Em 2023, senhor futuro presidente, a situação se acirrará e seu poder será ainda menor. Explico. Ao longo da década passada, o Judiciário aumentou o próprio poder, a ponto de não apenas validar todas as decisões relevantes do Congresso, como a reforma trabalhista, entre outras reformas. E mais: provocado por ações políticas, o Judiciário impediu a posse de ministros e de diretor da Polícia Federal, além de decretar o fim do financiamento empresarial de campanhas eleitorais, entre outros casos. A judicialização da política continuará mais forte do que nunca.
O Congresso aprovou o caráter impositivo das emendas orçamentárias dos parlamentares. E, como alguns sabem, a barganha da liberação das emendas — que era usada pelo governo para obter apoio a suas agendas no Congresso — perdeu sua eficácia. Desde o ano passado o relator do Orçamento passou a controlar parte da verba discricionária que sobrava para o presidente da República. E não para por aí.
“O próximo mandato terá um ambiente institucional muito diverso daquele encontrado por FHC ou Lula”
As medidas provisórias ganharam limitações que não existiam quando foram criadas. Outro fator crítico foi a retomada das votações de vetos presidenciais. Desde então, o atual presidente virou o recordista de vetos derrubados pelos parlamentares. Para reduzir ainda mais o poder do presidente, o Congresso aprovou a autonomia do Banco Central, cuja diretoria passa a ter mandato de quatro anos e independência para tocar as políticas monetária e cambial.
Por fim, não haverá governabilidade sem maioria no Congresso, e essa maioria será composta de vários partidos. Provavelmente, a sigla ou coalizão que apoiar sua candidatura não terá maioria. Com a fragmentação partidária, surge o segundo homem mais importante do seu futuro governo: o presidente da Câmara, aquele que tem o botão amarelo do impeachment e que organiza maiorias. Sem o apoio dele, sua vida, futuro presidente, será muito difícil.

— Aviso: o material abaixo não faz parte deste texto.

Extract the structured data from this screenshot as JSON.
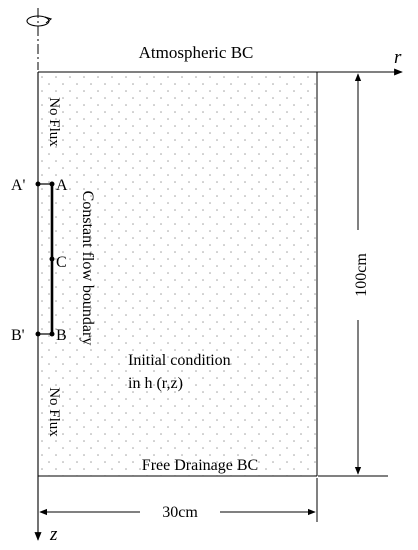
{
  "labels": {
    "top_bc": "Atmospheric BC",
    "bottom_bc": "Free Drainage BC",
    "no_flux_top": "No Flux",
    "no_flux_bottom": "No Flux",
    "constant_flow": "Constant flow boundary",
    "initial_line1": "Initial condition",
    "initial_line2": "in h (r,z)",
    "height_dim": "100cm",
    "width_dim": "30cm"
  },
  "axes": {
    "r_label": "r",
    "z_label": "z"
  },
  "points": {
    "a_prime": "A'",
    "a": "A",
    "c": "C",
    "b_prime": "B'",
    "b": "B"
  }
}
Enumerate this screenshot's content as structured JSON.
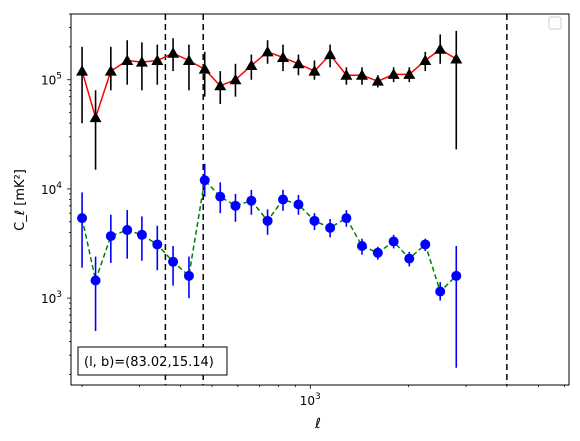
{
  "chart_data": {
    "type": "scatter",
    "xlabel": "ℓ",
    "ylabel": "C_ℓ  [mK²]",
    "xscale": "log",
    "yscale": "log",
    "xlim": [
      185,
      6200
    ],
    "ylim": [
      160,
      400000
    ],
    "x_tick_labels": [
      {
        "value": 1000,
        "base": "10",
        "exp": "3"
      }
    ],
    "y_tick_labels": [
      {
        "value": 1000,
        "base": "10",
        "exp": "3"
      },
      {
        "value": 10000,
        "base": "10",
        "exp": "4"
      },
      {
        "value": 100000,
        "base": "10",
        "exp": "5"
      }
    ],
    "annotation": "(l, b)=(83.02,15.14)",
    "legend": "top-right (empty)",
    "vlines": [
      360,
      470,
      4000
    ],
    "series": [
      {
        "marker": "triangle",
        "color": "#000000",
        "line_color": "#ff0000",
        "line_style": "solid",
        "points": [
          {
            "x": 200,
            "y": 120000,
            "lo": 40000,
            "hi": 200000
          },
          {
            "x": 220,
            "y": 45000,
            "lo": 15000,
            "hi": 80000
          },
          {
            "x": 245,
            "y": 120000,
            "lo": 80000,
            "hi": 200000
          },
          {
            "x": 275,
            "y": 150000,
            "lo": 90000,
            "hi": 230000
          },
          {
            "x": 305,
            "y": 145000,
            "lo": 80000,
            "hi": 220000
          },
          {
            "x": 340,
            "y": 150000,
            "lo": 90000,
            "hi": 210000
          },
          {
            "x": 380,
            "y": 175000,
            "lo": 120000,
            "hi": 240000
          },
          {
            "x": 425,
            "y": 150000,
            "lo": 80000,
            "hi": 210000
          },
          {
            "x": 475,
            "y": 125000,
            "lo": 70000,
            "hi": 180000
          },
          {
            "x": 530,
            "y": 88000,
            "lo": 60000,
            "hi": 120000
          },
          {
            "x": 590,
            "y": 100000,
            "lo": 70000,
            "hi": 140000
          },
          {
            "x": 660,
            "y": 135000,
            "lo": 100000,
            "hi": 170000
          },
          {
            "x": 740,
            "y": 180000,
            "lo": 140000,
            "hi": 230000
          },
          {
            "x": 825,
            "y": 160000,
            "lo": 120000,
            "hi": 210000
          },
          {
            "x": 920,
            "y": 140000,
            "lo": 110000,
            "hi": 170000
          },
          {
            "x": 1030,
            "y": 120000,
            "lo": 100000,
            "hi": 150000
          },
          {
            "x": 1150,
            "y": 170000,
            "lo": 130000,
            "hi": 210000
          },
          {
            "x": 1290,
            "y": 110000,
            "lo": 90000,
            "hi": 130000
          },
          {
            "x": 1440,
            "y": 110000,
            "lo": 90000,
            "hi": 130000
          },
          {
            "x": 1610,
            "y": 97000,
            "lo": 85000,
            "hi": 110000
          },
          {
            "x": 1800,
            "y": 112000,
            "lo": 95000,
            "hi": 130000
          },
          {
            "x": 2010,
            "y": 112000,
            "lo": 95000,
            "hi": 130000
          },
          {
            "x": 2250,
            "y": 150000,
            "lo": 120000,
            "hi": 180000
          },
          {
            "x": 2500,
            "y": 190000,
            "lo": 140000,
            "hi": 260000
          },
          {
            "x": 2800,
            "y": 155000,
            "lo": 23000,
            "hi": 280000
          }
        ]
      },
      {
        "marker": "circle",
        "color": "#0000ff",
        "line_color": "#008000",
        "line_style": "dashed",
        "points": [
          {
            "x": 200,
            "y": 5400,
            "lo": 1900,
            "hi": 9300
          },
          {
            "x": 220,
            "y": 1450,
            "lo": 500,
            "hi": 2400
          },
          {
            "x": 245,
            "y": 3700,
            "lo": 2100,
            "hi": 5800
          },
          {
            "x": 275,
            "y": 4200,
            "lo": 2300,
            "hi": 6400
          },
          {
            "x": 305,
            "y": 3800,
            "lo": 2200,
            "hi": 5600
          },
          {
            "x": 340,
            "y": 3100,
            "lo": 1800,
            "hi": 4600
          },
          {
            "x": 380,
            "y": 2150,
            "lo": 1300,
            "hi": 3000
          },
          {
            "x": 425,
            "y": 1600,
            "lo": 1000,
            "hi": 2400
          },
          {
            "x": 475,
            "y": 12000,
            "lo": 8500,
            "hi": 17000
          },
          {
            "x": 530,
            "y": 8500,
            "lo": 6000,
            "hi": 11500
          },
          {
            "x": 590,
            "y": 7000,
            "lo": 5000,
            "hi": 9000
          },
          {
            "x": 660,
            "y": 7800,
            "lo": 5800,
            "hi": 9800
          },
          {
            "x": 740,
            "y": 5100,
            "lo": 3800,
            "hi": 6500
          },
          {
            "x": 825,
            "y": 8000,
            "lo": 6300,
            "hi": 9800
          },
          {
            "x": 920,
            "y": 7200,
            "lo": 5800,
            "hi": 8800
          },
          {
            "x": 1030,
            "y": 5100,
            "lo": 4200,
            "hi": 6000
          },
          {
            "x": 1150,
            "y": 4400,
            "lo": 3600,
            "hi": 5300
          },
          {
            "x": 1290,
            "y": 5400,
            "lo": 4500,
            "hi": 6400
          },
          {
            "x": 1440,
            "y": 3000,
            "lo": 2500,
            "hi": 3500
          },
          {
            "x": 1610,
            "y": 2600,
            "lo": 2250,
            "hi": 2950
          },
          {
            "x": 1800,
            "y": 3300,
            "lo": 2850,
            "hi": 3800
          },
          {
            "x": 2010,
            "y": 2300,
            "lo": 1950,
            "hi": 2650
          },
          {
            "x": 2250,
            "y": 3100,
            "lo": 2700,
            "hi": 3500
          },
          {
            "x": 2500,
            "y": 1150,
            "lo": 950,
            "hi": 1400
          },
          {
            "x": 2800,
            "y": 1600,
            "lo": 230,
            "hi": 3000
          }
        ]
      }
    ]
  }
}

Assim, senhor presidente, seu mandato será iniciado em um ambiente institucional bastante diverso daquele encontrado, por exemplo, por Fernando Henrique Cardoso em 1995 ou Luiz Inácio Lula da Silva em 2003. Como vimos nos últimos anos, o governo do Brasil não é exercido somente pelo presidente. No limite, a palavra final será sempre do Congresso e do Judiciário.
Por prudência, as circunstâncias que aponto aqui deverão ser levadas em consideração já em sua campanha eleitoral. Para que nem o senhor nem os brasileiros se iludam com o quadro institucional do Brasil em 2023.